An assay for screening an E. coli green fluorescence protein promoter library

Abstract

Biosensors are valuable tools for understanding metabolic pathways and detecting organic molecules, particularly through the use of metabolite-sensing promoters. An important step in the development of biosensors is to create a reliable assay to screen for promoters that respond to metabolites of interest. Although previous studies have explored assay and biosensor development, replicability and feasibility within our current laboratory has yet to be determined.  In this study, we aimed to perform the preliminary steps in developing an assay for screening of an E. coli promoter library by using L-phenylalanine as a model substrate. We obtained a green fluorescence protein promoter library containing 1,820 different promoter regions of E. coli K12 strain MG1655. We performed a pilot study with a subset of the library representing 96 clones to simplify our early stage experiments. Promoter activity was measured as green fluorescence.

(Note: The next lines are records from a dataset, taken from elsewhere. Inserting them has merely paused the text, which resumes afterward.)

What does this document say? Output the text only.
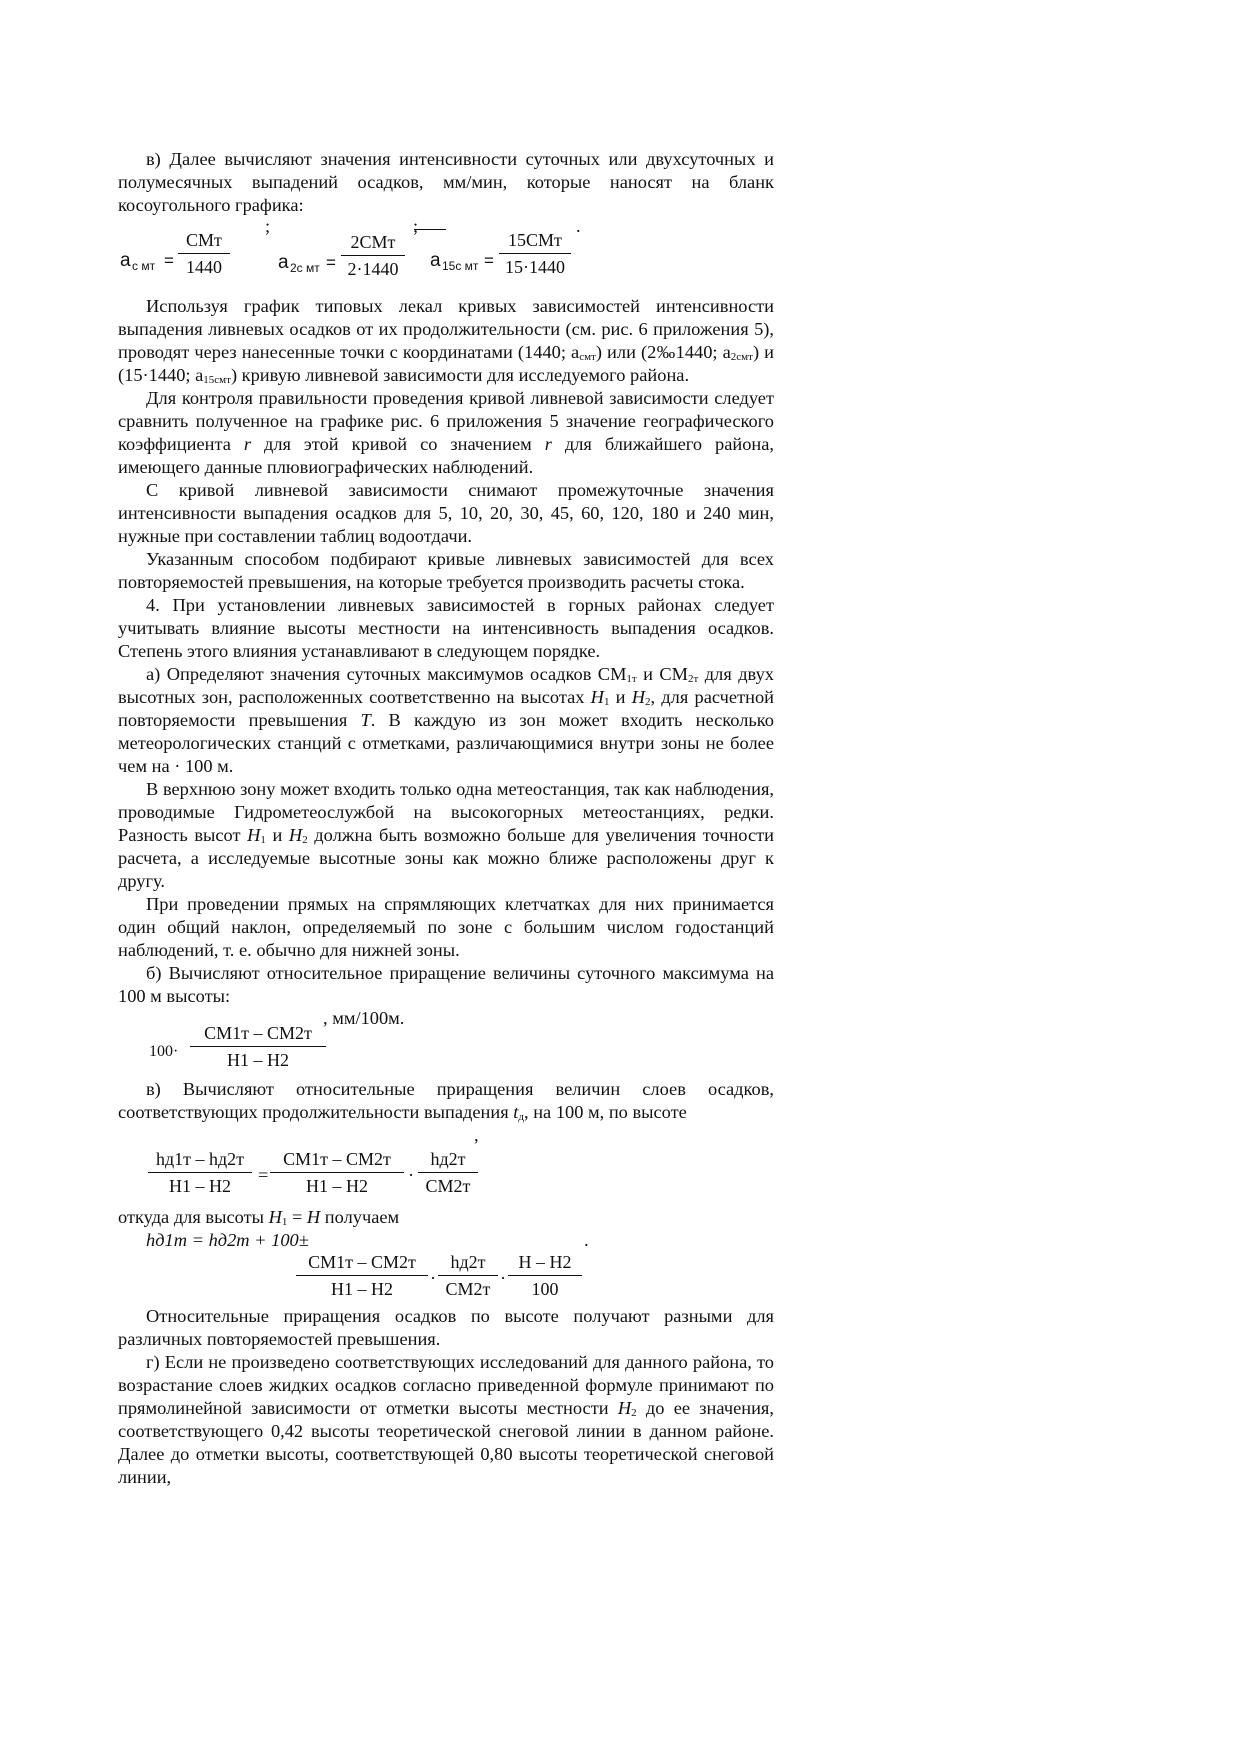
в) Далее вычисляют значения интенсивности суточных или двухсуточных и полумесячных выпадений осадков, мм/мин, которые наносят на бланк косоугольного графика:

;	;	.
a с мт =
СМт
1440	a 2с мт =
2СМт
2·1440	a 15с мт =
15СМт
15·1440

Используя график типовых лекал кривых зависимостей интенсивности выпадения ливневых осадков от их продолжительности (см. рис. 6 приложения 5), проводят через нанесенные точки с координатами (1440; $a_{смт}$) или (2‰1440; $a_{2смт}$) и (15·1440; $a_{15смт}$) кривую ливневой зависимости для исследуемого района.

Для контроля правильности проведения кривой ливневой зависимости следует сравнить полученное на графике рис. 6 приложения 5 значение географического коэффициента r для этой кривой со значением r для ближайшего района, имеющего данные плювиографических наблюдений.

С кривой ливневой зависимости снимают промежуточные значения интенсивности выпадения осадков для 5, 10, 20, 30, 45, 60, 120, 180 и 240 мин, нужные при составлении таблиц водоотдачи.

Указанным способом подбирают кривые ливневых зависимостей для всех повторяемостей превышения, на которые требуется производить расчеты стока.

4. При установлении ливневых зависимостей в горных районах следует учитывать влияние высоты местности на интенсивность выпадения осадков. Степень этого влияния устанавливают в следующем порядке.

а) Определяют значения суточных максимумов осадков $СМ_{1т}$ и $СМ_{2т}$ для двух высотных зон, расположенных соответственно на высотах $H_1$ и $H_2$, для расчетной повторяемости превышения T. В каждую из зон может входить несколько метеорологических станций с отметками, различающимися внутри зоны не более чем на · 100 м.

В верхнюю зону может входить только одна метеостанция, так как наблюдения, проводимые Гидрометеослужбой на высокогорных метеостанциях, редки. Разность высот $H_1$ и $H_2$ должна быть возможно больше для увеличения точности расчета, а исследуемые высотные зоны как можно ближе расположены друг к другу.

При проведении прямых на спрямляющих клетчатках для них принимается один общий наклон, определяемый по зоне с большим числом годостанций наблюдений, т. е. обычно для нижней зоны.

б) Вычисляют относительное приращение величины суточного максимума на 100 м высоты:

, мм/100м.
100·
СМ1т – СМ2т
H1 – H2

в) Вычисляют относительные приращения величин слоев осадков, соответствующих продолжительности выпадения $t_д$, на 100 м, по высоте

,
hд1т – hд2т
H1 – H2
=
СМ1т – СМ2т
H1 – H2
·
hд2т
СМ2т

откуда для высоты $H_1 = H$ получаем

hд1т = hд2т + 100±	.
СМ1т – СМ2т
H1 – H2
·
hд2т
СМ2т
· $\frac{H - H2}{100}$

Относительные приращения осадков по высоте получают разными для различных повторяемостей превышения.

г) Если не произведено соответствующих исследований для данного района, то возрастание слоев жидких осадков согласно приведенной формуле принимают по прямолинейной зависимости от отметки высоты местности $H_2$ до ее значения, соответствующего 0,42 высоты теоретической снеговой линии в данном районе. Далее до отметки высоты, соответствующей 0,80 высоты теоретической снеговой линии,
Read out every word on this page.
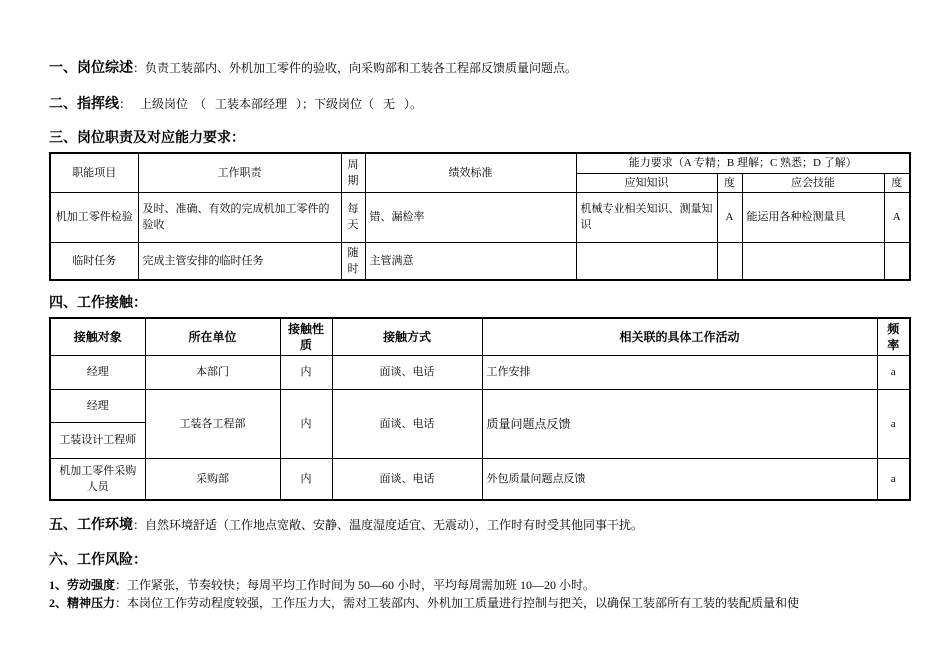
一、岗位综述：负责工装部内、外机加工零件的验收，向采购部和工装各工程部反馈质量问题点。
二、指挥线：   上级岗位  （   工装本部经理   ）；下级岗位（   无   ）。
三、岗位职责及对应能力要求：
职能项目	工作职责	周期	绩效标准	能力要求（A 专精；B 理解；C 熟悉；D 了解）			
				应知知识	度	应会技能	度
机加工零件检验	及时、准确、有效的完成机加工零件的验收	每天	错、漏检率	机械专业相关知识、测量知识	A	能运用各种检测量具	A
临时任务	完成主管安排的临时任务	随时	主管满意				
四、工作接触：
接触对象	所在单位	接触性质	接触方式	相关联的具体工作活动	频率
经理	本部门	内	面谈、电话	工作安排	a
经理	工装各工程部	内	面谈、电话	质量问题点反馈	a
工装设计工程师					
机加工零件采购人员	采购部	内	面谈、电话	外包质量问题点反馈	a
五、工作环境：自然环境舒适（工作地点宽敞、安静、温度湿度适宜、无震动），工作时有时受其他同事干扰。
六、工作风险：
1、劳动强度：工作紧张，节奏较快；每周平均工作时间为 50—60 小时，平均每周需加班 10—20 小时。
2、精神压力：本岗位工作劳动程度较强，工作压力大，需对工装部内、外机加工质量进行控制与把关，以确保工装部所有工装的装配质量和使
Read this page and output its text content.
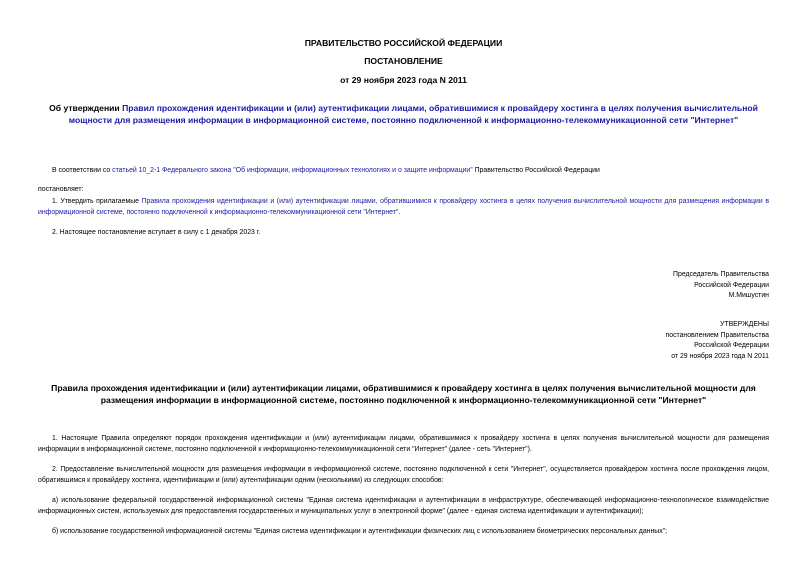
ПРАВИТЕЛЬСТВО РОССИЙСКОЙ ФЕДЕРАЦИИ
ПОСТАНОВЛЕНИЕ
от 29 ноября 2023 года N 2011
Об утверждении Правил прохождения идентификации и (или) аутентификации лицами, обратившимися к провайдеру хостинга в целях получения вычислительной мощности для размещения информации в информационной системе, постоянно подключенной к информационно-телекоммуникационной сети "Интернет"
В соответствии со статьей 10_2-1 Федерального закона "Об информации, информационных технологиях и о защите информации" Правительство Российской Федерации
постановляет:
1. Утвердить прилагаемые Правила прохождения идентификации и (или) аутентификации лицами, обратившимися к провайдеру хостинга в целях получения вычислительной мощности для размещения информации в информационной системе, постоянно подключенной к информационно-телекоммуникационной сети "Интернет".
2. Настоящее постановление вступает в силу с 1 декабря 2023 г.
Председатель Правительства
Российской Федерации
М.Мишустин
УТВЕРЖДЕНЫ
постановлением Правительства
Российской Федерации
от 29 ноября 2023 года N 2011
Правила прохождения идентификации и (или) аутентификации лицами, обратившимися к провайдеру хостинга в целях получения вычислительной мощности для размещения информации в информационной системе, постоянно подключенной к информационно-телекоммуникационной сети "Интернет"
1. Настоящие Правила определяют порядок прохождения идентификации и (или) аутентификации лицами, обратившимися к провайдеру хостинга в целях получения вычислительной мощности для размещения информации в информационной системе, постоянно подключенной к информационно-телекоммуникационной сети "Интернет" (далее - сеть "Интернет").
2. Предоставление вычислительной мощности для размещения информации в информационной системе, постоянно подключенной к сети "Интернет", осуществляется провайдером хостинга после прохождения лицом, обратившимся к провайдеру хостинга, идентификации и (или) аутентификации одним (несколькими) из следующих способов:
а) использование федеральной государственной информационной системы "Единая система идентификации и аутентификации в инфраструктуре, обеспечивающей информационно-технологическое взаимодействие информационных систем, используемых для предоставления государственных и муниципальных услуг в электронной форме" (далее - единая система идентификации и аутентификации);
б) использование государственной информационной системы "Единая система идентификации и аутентификации физических лиц с использованием биометрических персональных данных";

Heat stress was used as a control condition to assess promoter responsiveness. Serial dilutions of green fluorescence existing clones were performed to test the dynamic range of the assay. Subsequent screens using phenylalanine were done to find promoters responsive to this metabolite. In our subset of 96 clones, we were able to identify five strains that showed altered GFP expression in response to the addition of phenylalanine. Our work here establishes a system to carry out fluorescence-based assays to screen an E. coli promoter library.